Streaming Media Trends 2024: Navigating Growth and Challenges in a Saturated Market

Streaming Media Trends 2024: Navigating Growth and Challenges in a Saturated Market

Trends and emerging questions in streaming media in 2024

The streaming media industry isn’t just experiencing explosive growth; it’s also undergoing a strategic metamorphosis. As the digital landscape shifts beneath their feet, streaming services are adapting and innovating at an unprecedented pace. This article dives into the strategic changes and emerging challenges that platforms face as they navigate a marketplace teetering on saturation, economic fluctuations, and ever-evolving consumer preferences.


Economic conditions and consumer spending

The economic environment plays a crucial role in determining consumer behavior in the streaming media sector. Fluctuations in disposable income and rising living costs have led viewers to reassess their subscriptions, often favoring essential services over luxury entertainment options. This economic sensitivity forces streaming platforms to strategically adjust their pricing and subscription models to retain user engagement and reduce churn during times of financial uncertainty.

Consumer demand for subscriptions is under increasing pressure from economic externalities

“Consumers are getting a bill and every month, or every two months or every year – they’re asking themselves a question: ‘Do I really need this, given how much else is going on in my world, and given what’s happening with my budget?’” says David Warren, Principal Director at Subscribed Institute, a Zuora think tank. 

And it’s not just the consumer.


Rising costs and strategic challenges

One of the pressing challenges faced by streaming services is the escalating costs associated with content production and licensing. As the appetite for original, high-quality content grows, so does the financial burden on these platforms. The decline in traditional licensing revenue further complicates the economic landscape, prompting services to explore innovative content delivery and financing strategies that balance quality with cost-efficiency.

Zoom out: The squeeze on streamers

  • External factors – Increasing production costs, declining licensed content revenue, lack of first-party customer data (this is starting to change; more on this), profitability pressure
  • Internal factors – Market saturation, declining disposable income, seasonal viewership, original content from scale players


Insights from the Subscription Economy Index

Recent data from Zuora’s Subscription Economy Index (SEI) provides a revealing snapshot of the industry’s financial health. The report indicates that while traditional publishing media is experiencing stagnation, new media—particularly over-the-top (OTT) services—are witnessing substantial growth. This surge is attributed to consumer migration towards more flexible, content-rich digital platforms that offer a variety of viewing options. Understanding these trends is vital for streaming services aiming to capitalize on shifts in viewer habits and preferences.

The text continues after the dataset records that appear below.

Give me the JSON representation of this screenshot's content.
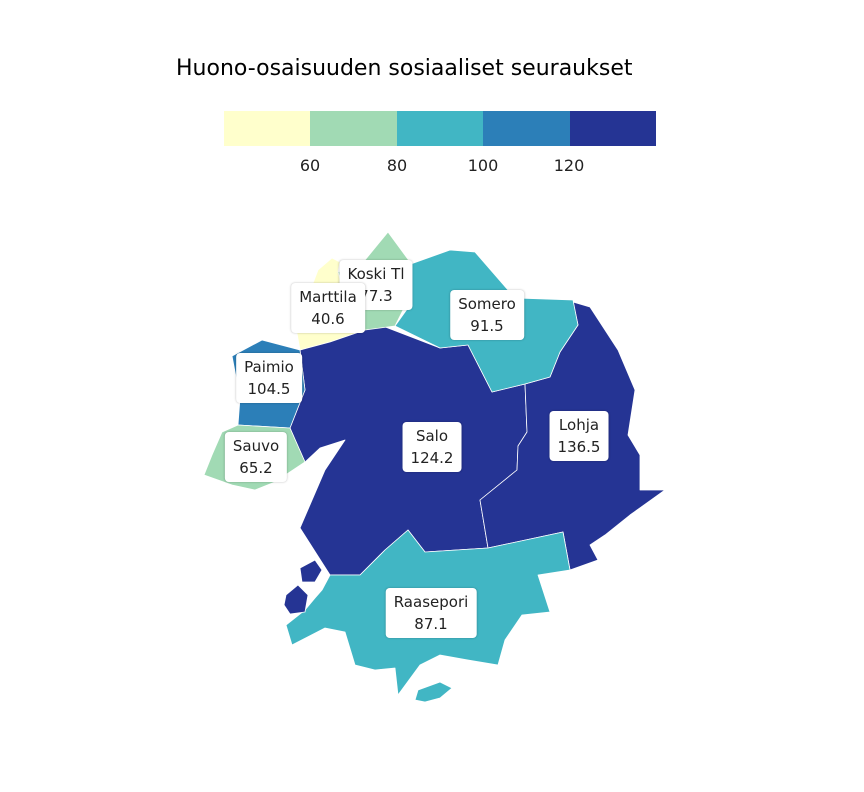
{
  "title": "Huono-osaisuuden sosiaaliset seuraukset",
  "legend": {
    "ticks": [
      "60",
      "80",
      "100",
      "120"
    ],
    "colors": [
      "#ffffcc",
      "#a1dab4",
      "#41b6c4",
      "#2c7fb8",
      "#253494"
    ]
  },
  "regions": [
    {
      "name": "Koski Tl",
      "value": "77.3",
      "color": "#a1dab4"
    },
    {
      "name": "Marttila",
      "value": "40.6",
      "color": "#ffffcc"
    },
    {
      "name": "Somero",
      "value": "91.5",
      "color": "#41b6c4"
    },
    {
      "name": "Paimio",
      "value": "104.5",
      "color": "#2c7fb8"
    },
    {
      "name": "Sauvo",
      "value": "65.2",
      "color": "#a1dab4"
    },
    {
      "name": "Salo",
      "value": "124.2",
      "color": "#253494"
    },
    {
      "name": "Lohja",
      "value": "136.5",
      "color": "#253494"
    },
    {
      "name": "Raasepori",
      "value": "87.1",
      "color": "#41b6c4"
    }
  ]
}
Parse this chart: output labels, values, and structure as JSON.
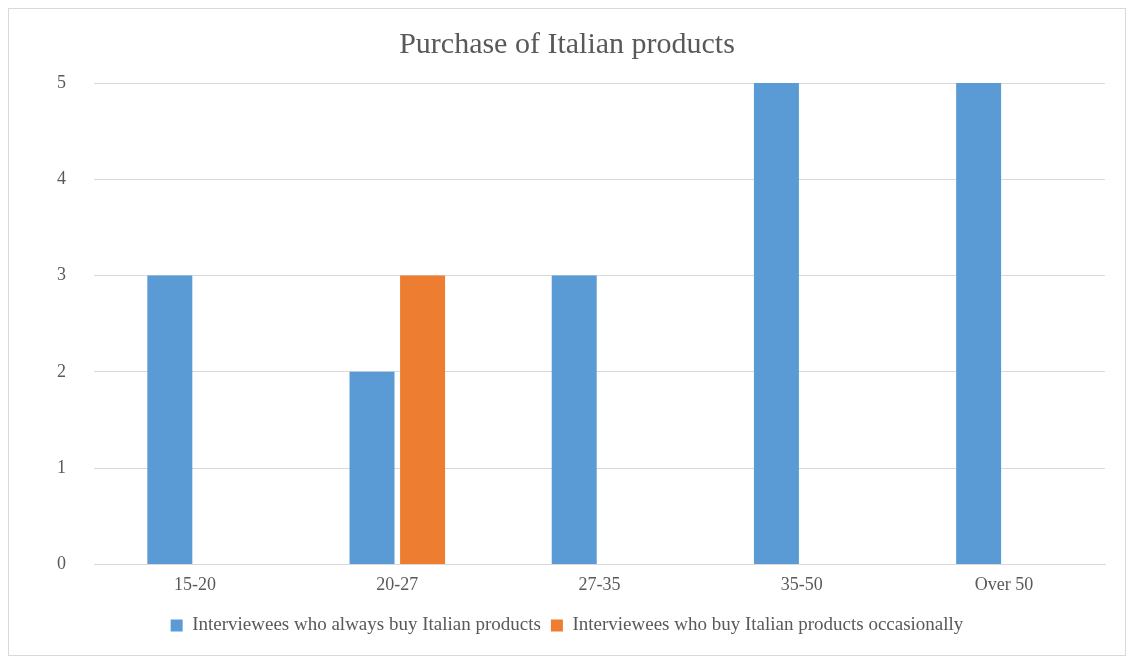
{
  "chart_data": {
    "type": "bar",
    "title": "Purchase of Italian products",
    "categories": [
      "15-20",
      "20-27",
      "27-35",
      "35-50",
      "Over 50"
    ],
    "series": [
      {
        "name": "Interviewees who always buy Italian products",
        "color": "#5b9bd5",
        "values": [
          3,
          2,
          3,
          5,
          5
        ]
      },
      {
        "name": "Interviewees who buy Italian products occasionally",
        "color": "#ed7d31",
        "values": [
          0,
          3,
          0,
          0,
          0
        ]
      }
    ],
    "ylim": [
      0,
      5
    ],
    "yticks": [
      0,
      1,
      2,
      3,
      4,
      5
    ],
    "grid": "y",
    "legend": "bottom"
  }
}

By the numbers: SEI New Media YoY Change in Growth (2022-23)

Graphic showing sei new media performance metrics: 1.3% yoy revenue growth increase, -1.3% churn rate decrease, -1.7% arpa growth rate slowdown, and 2.39% account growth increase.

Source: Zuora/Subscribed Institute

Streamers and gaming companies reduced churn by 1.3%, showcasing effective customer retention strategies such as crackdowns on password sharing. Annual revenue per account (ARPA), however, was down, highlighting the market saturation pressures and challenges introducing new pricing strategies. However, New Media leads the charge in the overall media and entertainment space when it comes to net new subscriber growth – again – likely attributed to converting piggybacking customers into new paying subscribers and specialty content.


Leveraging first-party data for strategic advantage

The strategic use of first-party data has become a cornerstone of successful streaming operations. By collecting and analyzing user data, platforms can tailor their content and marketing strategies to better align with viewer preferences. This targeted approach not only enhances user satisfaction and retention but also optimizes resource allocation, directing investment towards content with the highest potential for success.

“Production costs have gone up and up over the last couple of years. We’re seeing a decline in licensing revenue, whereas in the last few years it was going flat,” Warren says. “Now, we’re seeing it start to dip, and so what a lot of companies are trying to do is they’re saying, ‘We have to get a lot smarter about who our customer is. We may understand the account, but we don’t really understand what’s going on in the household. So how can we start to collect more first-party data and use that not only to inform our marketing, but also to inform our product development?’”


Adapting to market dynamics: Current and future strategies

As the streaming market continues to evolve, platforms are increasingly adopting forward-thinking strategies to stay competitive. 

  • Scaling through bundling
  • Driving premium through specialization
  • Offering insight-driven “seasonal” packages
  • Launching free ad-supported TV (FAST)
  • Hybrid monetization models


So, what’s next?

Such strategies are designed to address the diverse financial capabilities and preferences of a global audience, ensuring wider accessibility and satisfaction. But the frustrating part of this – or exciting, depending on your disposition – is this industry won’t really know for sure until it happens. This is why having access to analytics, tracking it in real time, and possessing the agility to adjust to changes in demand and the greater market is paramount. 

Only with that level of focus can streaming media companies not just survive but thrive in this competitive landscape. The ongoing transformation promises to redefine media consumption, offering more personalized, accessible, and engaging content experiences to viewers around the world.